The Information Management Foundation collected 19 best practices in their first book from various areas within the information management domain. The book’s editors are Bob Boiko, one of the leading authorities on Content Managemnt, and Erik Hartman who among others organises the Hartman Event in The Netherlands. The cases are written by various authors that have many years of experience in their respective area. This is one of the first books that I have encountered that presents independent cases of real life situations. The are also a few more generic topics described for example the lessons learned from the Dublin Core Meta Data Initiative about setting and maintaining standards or how to develop your governance.

The independent cases is the strength and the weaknesses of this book. You gain insights into their specific challenges and how they went about this. At the same time this also limits the reach of the book because the cases do not cover the full breath of the information management domain. The focus is mostly on the content management side of the domain with a bias towards web content management and related topics for example meta data and search that are also more broadly applicable.
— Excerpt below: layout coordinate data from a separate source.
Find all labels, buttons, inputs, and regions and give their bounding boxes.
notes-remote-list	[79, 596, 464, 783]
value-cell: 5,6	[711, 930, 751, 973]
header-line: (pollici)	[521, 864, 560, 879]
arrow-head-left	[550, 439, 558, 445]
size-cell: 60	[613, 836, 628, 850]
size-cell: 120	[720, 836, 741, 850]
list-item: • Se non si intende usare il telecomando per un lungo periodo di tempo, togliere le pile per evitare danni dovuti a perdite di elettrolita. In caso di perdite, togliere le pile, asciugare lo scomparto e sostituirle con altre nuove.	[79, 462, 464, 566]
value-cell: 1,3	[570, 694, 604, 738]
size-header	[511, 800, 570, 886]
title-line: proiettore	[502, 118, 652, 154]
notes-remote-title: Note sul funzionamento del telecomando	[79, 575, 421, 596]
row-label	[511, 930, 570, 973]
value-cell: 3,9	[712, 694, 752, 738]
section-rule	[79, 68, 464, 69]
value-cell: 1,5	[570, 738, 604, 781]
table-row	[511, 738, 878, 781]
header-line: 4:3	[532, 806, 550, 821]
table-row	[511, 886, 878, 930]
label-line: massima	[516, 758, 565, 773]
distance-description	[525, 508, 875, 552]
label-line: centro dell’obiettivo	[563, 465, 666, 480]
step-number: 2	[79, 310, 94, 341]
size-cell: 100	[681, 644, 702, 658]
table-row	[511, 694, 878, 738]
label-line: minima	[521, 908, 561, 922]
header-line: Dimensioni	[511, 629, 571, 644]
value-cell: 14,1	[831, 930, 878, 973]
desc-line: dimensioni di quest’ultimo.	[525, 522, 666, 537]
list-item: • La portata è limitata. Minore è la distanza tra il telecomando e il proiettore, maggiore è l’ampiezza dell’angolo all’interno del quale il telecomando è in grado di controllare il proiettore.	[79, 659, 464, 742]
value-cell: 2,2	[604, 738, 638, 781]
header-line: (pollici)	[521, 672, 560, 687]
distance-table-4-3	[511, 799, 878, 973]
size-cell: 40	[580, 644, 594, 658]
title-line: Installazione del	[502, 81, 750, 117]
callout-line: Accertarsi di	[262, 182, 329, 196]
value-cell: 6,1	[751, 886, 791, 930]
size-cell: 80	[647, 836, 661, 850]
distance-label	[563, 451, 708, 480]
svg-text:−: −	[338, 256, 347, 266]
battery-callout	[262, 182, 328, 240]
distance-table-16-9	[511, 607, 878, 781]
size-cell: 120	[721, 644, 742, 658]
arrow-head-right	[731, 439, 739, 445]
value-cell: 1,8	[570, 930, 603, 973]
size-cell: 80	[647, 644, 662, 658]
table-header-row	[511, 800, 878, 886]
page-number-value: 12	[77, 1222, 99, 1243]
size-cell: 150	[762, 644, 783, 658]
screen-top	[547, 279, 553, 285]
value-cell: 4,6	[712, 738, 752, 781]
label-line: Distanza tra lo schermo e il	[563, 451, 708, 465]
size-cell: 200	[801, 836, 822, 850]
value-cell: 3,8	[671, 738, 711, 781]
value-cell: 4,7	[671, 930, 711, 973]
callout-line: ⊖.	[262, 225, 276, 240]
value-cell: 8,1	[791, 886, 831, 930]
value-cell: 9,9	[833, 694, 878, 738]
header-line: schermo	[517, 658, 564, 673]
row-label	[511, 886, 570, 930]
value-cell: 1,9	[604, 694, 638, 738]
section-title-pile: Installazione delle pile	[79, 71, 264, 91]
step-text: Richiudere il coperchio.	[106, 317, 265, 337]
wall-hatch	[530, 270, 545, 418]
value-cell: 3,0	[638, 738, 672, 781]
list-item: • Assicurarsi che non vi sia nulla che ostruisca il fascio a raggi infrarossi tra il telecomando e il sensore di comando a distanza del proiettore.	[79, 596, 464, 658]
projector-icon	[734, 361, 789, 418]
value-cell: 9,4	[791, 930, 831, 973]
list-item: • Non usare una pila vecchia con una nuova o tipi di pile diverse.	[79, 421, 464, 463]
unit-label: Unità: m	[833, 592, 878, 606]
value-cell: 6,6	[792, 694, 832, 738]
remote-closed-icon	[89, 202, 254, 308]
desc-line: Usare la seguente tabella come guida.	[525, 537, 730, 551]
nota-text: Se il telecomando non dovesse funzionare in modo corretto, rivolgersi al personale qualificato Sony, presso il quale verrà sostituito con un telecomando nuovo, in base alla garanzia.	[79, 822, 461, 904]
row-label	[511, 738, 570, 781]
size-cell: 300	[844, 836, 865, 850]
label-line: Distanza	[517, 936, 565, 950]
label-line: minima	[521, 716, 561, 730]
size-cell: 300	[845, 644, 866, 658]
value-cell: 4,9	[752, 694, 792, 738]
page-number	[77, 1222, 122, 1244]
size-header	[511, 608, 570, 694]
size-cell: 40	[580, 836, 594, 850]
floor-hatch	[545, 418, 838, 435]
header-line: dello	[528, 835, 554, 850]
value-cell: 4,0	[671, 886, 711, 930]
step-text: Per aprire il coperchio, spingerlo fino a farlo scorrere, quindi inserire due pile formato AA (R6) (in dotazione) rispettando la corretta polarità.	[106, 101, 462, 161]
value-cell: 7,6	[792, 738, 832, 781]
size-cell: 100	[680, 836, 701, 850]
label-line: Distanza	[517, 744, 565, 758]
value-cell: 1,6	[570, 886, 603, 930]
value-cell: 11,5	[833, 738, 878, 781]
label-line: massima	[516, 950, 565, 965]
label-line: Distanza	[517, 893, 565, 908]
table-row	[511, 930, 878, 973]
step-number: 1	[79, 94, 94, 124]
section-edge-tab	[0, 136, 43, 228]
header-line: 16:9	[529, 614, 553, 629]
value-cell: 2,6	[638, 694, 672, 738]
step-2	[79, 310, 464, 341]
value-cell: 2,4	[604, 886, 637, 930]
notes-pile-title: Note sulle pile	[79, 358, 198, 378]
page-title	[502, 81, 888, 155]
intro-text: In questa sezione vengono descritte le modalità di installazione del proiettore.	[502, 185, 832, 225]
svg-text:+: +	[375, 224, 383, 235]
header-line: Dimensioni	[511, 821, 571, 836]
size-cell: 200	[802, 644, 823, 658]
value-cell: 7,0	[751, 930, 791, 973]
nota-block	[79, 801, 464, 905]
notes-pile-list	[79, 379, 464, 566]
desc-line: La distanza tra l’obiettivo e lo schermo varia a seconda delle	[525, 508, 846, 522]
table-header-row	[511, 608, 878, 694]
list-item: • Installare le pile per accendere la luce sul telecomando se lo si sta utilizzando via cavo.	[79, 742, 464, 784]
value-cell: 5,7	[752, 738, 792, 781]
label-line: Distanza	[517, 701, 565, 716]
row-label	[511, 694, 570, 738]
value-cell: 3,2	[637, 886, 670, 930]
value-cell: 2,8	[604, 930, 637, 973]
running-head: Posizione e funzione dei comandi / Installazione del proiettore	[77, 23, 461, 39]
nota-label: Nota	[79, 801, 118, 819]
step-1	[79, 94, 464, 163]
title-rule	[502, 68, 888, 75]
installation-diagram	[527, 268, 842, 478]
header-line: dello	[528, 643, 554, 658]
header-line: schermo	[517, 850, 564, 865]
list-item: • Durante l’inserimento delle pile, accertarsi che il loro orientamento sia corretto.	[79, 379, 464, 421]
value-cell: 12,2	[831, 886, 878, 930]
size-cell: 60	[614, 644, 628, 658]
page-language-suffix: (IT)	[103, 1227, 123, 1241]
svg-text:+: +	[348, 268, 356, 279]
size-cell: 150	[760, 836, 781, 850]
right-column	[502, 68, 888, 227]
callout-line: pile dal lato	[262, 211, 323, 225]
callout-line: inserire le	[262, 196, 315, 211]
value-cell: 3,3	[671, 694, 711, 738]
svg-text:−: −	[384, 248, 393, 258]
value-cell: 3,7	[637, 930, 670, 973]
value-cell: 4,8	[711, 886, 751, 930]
I hope that they will follow through with publishing more books, or perhaps a website that continuously collects best practices, where other topics such as records management, document management, email management, business intelligence, master data management, etc get more attention as well.

The book is great if you are looking for a proven approach how to go about projects in a specific area. If you are looking for actual solutions or architectures as a reference or as inspiration for your situation, I do not mean specific technology as such, then this book will provide you with little answers.

Do these limitations make this a bad book? Not at all! I will just have to keep looking to gain more insights into what organisations have actually implemented succesfully and why they decided to do things their way.